One day on, the Hague Tribunal's guilty verdict against six former Bosnian Croat leaders for crimes committed during the Bosnian War in the early 1990s, and Slobodan Praljak's spectacular suicide before the court on live television, remained the top headline in Croatia. The country's current situation might best be described as a state of emergency.
On Thursday, the Croatian parliament, the Sabor, held a moment of silence for Praljak, a former military general — and a man legally convicted of being a war criminal by The Hague Tribunal. Some representatives in the hall said that the verdict was unjust and ignored historical facts, exclaiming that Praljak had died for his people. Another parliamentarian who said the tribunal's decision had finally shined a light on something that had long been kept silent in Croatia was immediately threatened by an enraged colleague: "Three people called my office yesterday after you said you were happy that Praljak poisoned himself. If they could have found you, you wouldn't be here today." Another representative who refused to take part in a moment of silence for a convicted war criminal was informed via social media that "seven bullets" were waiting for him.
Croatia as the aggressor
On the whole, however, people in Croatia were less interested in whether Praljak should be seen as a hero or a criminal, and much more preoccupied with another aspect of the tribunal's verdict: the fact that the court found former Croatian leader Franjo Tudjman partially responsible for the war in Bosnia-Herzegovina. Judges were of the opinion that the six accused, together with then leading politicians in Croatia, were key figures in a "joint criminal enterprise [that] was aimed at creating a Croatian entity in Bosnia and Herzegovina that would facilitate the reunification of the Croatian people, through ethnic cleansing of the Muslim population."
Thus, Croatia it would seem, may now be branded an aggressor in the Bosnian War and the founding father of independent Croatia a war criminal. The only thing that saved him from having to answer for his crimes was his own death. For Croatians, the most painful and shocking detail of the opinion is the fact that the tribunal had been unable to prove any such joint criminal enterprise in its previous cases against high-ranking Serbian political and military leaders.
Therefore, reactions in Croatia almost unanimously portrayed Praljak's suicide as a "heroic act" that spoke "about the deep moral injustice towards six Croats from Bosnia and the Croatian people," as the Croatian chairman of the tripartite presidency of Bosnia-Herzegovina, Andrej Plenkovic, put it. On the other hand, people have also repeatedly attested to the fact that they were "unsatisfied and deeply regret the decision," he said.

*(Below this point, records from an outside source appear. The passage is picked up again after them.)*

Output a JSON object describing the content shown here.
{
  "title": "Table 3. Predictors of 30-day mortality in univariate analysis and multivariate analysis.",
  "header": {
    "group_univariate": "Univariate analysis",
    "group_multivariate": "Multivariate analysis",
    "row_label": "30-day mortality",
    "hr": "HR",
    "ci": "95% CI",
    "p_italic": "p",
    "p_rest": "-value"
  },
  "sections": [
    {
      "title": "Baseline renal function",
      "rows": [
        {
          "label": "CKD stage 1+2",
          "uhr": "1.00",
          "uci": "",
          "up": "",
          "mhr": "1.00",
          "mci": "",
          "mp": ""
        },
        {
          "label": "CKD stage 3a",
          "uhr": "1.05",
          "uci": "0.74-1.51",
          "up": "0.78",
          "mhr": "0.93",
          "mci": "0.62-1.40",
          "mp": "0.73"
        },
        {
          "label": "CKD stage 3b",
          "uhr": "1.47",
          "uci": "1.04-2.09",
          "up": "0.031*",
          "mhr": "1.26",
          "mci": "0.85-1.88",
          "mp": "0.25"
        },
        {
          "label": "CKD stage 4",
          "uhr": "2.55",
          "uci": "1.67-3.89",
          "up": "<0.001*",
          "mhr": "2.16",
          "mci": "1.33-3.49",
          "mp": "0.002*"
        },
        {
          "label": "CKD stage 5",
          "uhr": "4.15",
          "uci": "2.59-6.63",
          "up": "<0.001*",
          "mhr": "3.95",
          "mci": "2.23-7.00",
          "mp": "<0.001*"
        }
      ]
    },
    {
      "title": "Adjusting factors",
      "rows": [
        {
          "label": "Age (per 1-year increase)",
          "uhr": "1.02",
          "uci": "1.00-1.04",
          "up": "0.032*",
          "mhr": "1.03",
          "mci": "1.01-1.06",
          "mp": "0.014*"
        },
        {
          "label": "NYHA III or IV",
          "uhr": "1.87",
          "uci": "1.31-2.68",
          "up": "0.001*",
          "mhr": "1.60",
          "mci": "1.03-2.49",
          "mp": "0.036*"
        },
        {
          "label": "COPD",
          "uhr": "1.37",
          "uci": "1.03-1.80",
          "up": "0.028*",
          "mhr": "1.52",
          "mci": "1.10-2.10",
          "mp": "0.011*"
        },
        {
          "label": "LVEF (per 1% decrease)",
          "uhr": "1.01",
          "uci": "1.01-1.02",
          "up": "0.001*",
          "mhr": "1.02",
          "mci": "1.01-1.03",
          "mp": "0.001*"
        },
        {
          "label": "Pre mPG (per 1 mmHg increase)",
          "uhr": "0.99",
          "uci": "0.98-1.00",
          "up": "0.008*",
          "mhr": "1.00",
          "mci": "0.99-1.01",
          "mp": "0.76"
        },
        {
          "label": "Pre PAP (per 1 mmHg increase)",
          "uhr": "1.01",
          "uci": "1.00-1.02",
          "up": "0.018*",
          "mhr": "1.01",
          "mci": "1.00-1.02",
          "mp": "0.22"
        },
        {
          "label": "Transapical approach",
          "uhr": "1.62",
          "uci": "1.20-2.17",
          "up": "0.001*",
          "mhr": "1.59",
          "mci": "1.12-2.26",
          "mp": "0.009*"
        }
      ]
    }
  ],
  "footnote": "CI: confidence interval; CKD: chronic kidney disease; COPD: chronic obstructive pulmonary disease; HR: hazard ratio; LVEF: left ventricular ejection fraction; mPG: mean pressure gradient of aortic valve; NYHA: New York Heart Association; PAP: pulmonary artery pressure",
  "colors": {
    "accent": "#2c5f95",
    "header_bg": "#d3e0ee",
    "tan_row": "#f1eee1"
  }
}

"The decision was unfounded and unjust, collided with the facts, and, as such, is unacceptable for Croatia," Plenkovic added. "We will use every legal means to appeal it."
The two faces of Croatia
Croatian President Kolinda Grabar-Kitarovic, who broke off a trip abroad in order to return home as quickly as possible, expressed herself similarly. At a press conference in Zagreb, she said: "Croatia is not an aggressor, instead it did the most for Bosnia-Herzegovina's survival and integrity," adding: "Croatia did not attack anyone."
Bosniaks in Bosnia-Herzegovina have also focused most closely upon the larger findings of the tribunal's decision. Muslim Bosniaks have said from the very start that they were the victims of aggression carried out by its two powerful neighbors: Serbia and Croatia. Bakir Izetbegovic, the Bosniak chairman of the presidency of Bosnia-Herzegovina, noted that the verdict made visible "the dark side of the truth about the war in Bosnia-Herzegovina, as well as the aims of a portion of Croatian leadership during the war." Croatian politics at the time, said Izetbegovic, had two faces. One brought great suffering to Muslims and made Bosnian Croats losers. But another, he said, was brighter, "caring for and helping many of the Bosniaks who had been forced to flee." Izetbegovic stressed that now was the time to leave the past behind and look to the future by "working together with the bright side of Croatian politics."
Social media users in Bosnia-Herzegovina were less poetic in expressing their opinions. Many spoke of the "bitter truth," and the "just verdict of The Hague Tribunal." One woman writing about the Praljak suicide on her Facebook page said that it appeared easier to live with crimes than with the truth sometimes. In general, however, most people seemed to want to look forward: "It was not a conviction of the Croatian people, it was a conviction of a few individuals. It could be the first step toward restoring trust between people and between ethnic groups in Bosnia-Herzegovina," said former Bosnian judge Vehid Sehic.
Finally not the ones being pilloried
And as has become the routine during the 25 years of The Hague Tribunal's existence: While those in Croatia painted judges as unjust, incompetent or puppets, in Serbia — where a good word has seldom been found on the Tribunal — supposed objectivity was the rule of the day. Media outlets there preferred, for the most part, to quote the court's opinion without accompanying editorials. There were, however, a few incidents in which a touch of malicious gloating shimmered through. The Serbian tabloid Vecernje Novosti, for instance, ran its story on the verdict with the headline: "Tudjman a criminal! Croatia the aggressor!"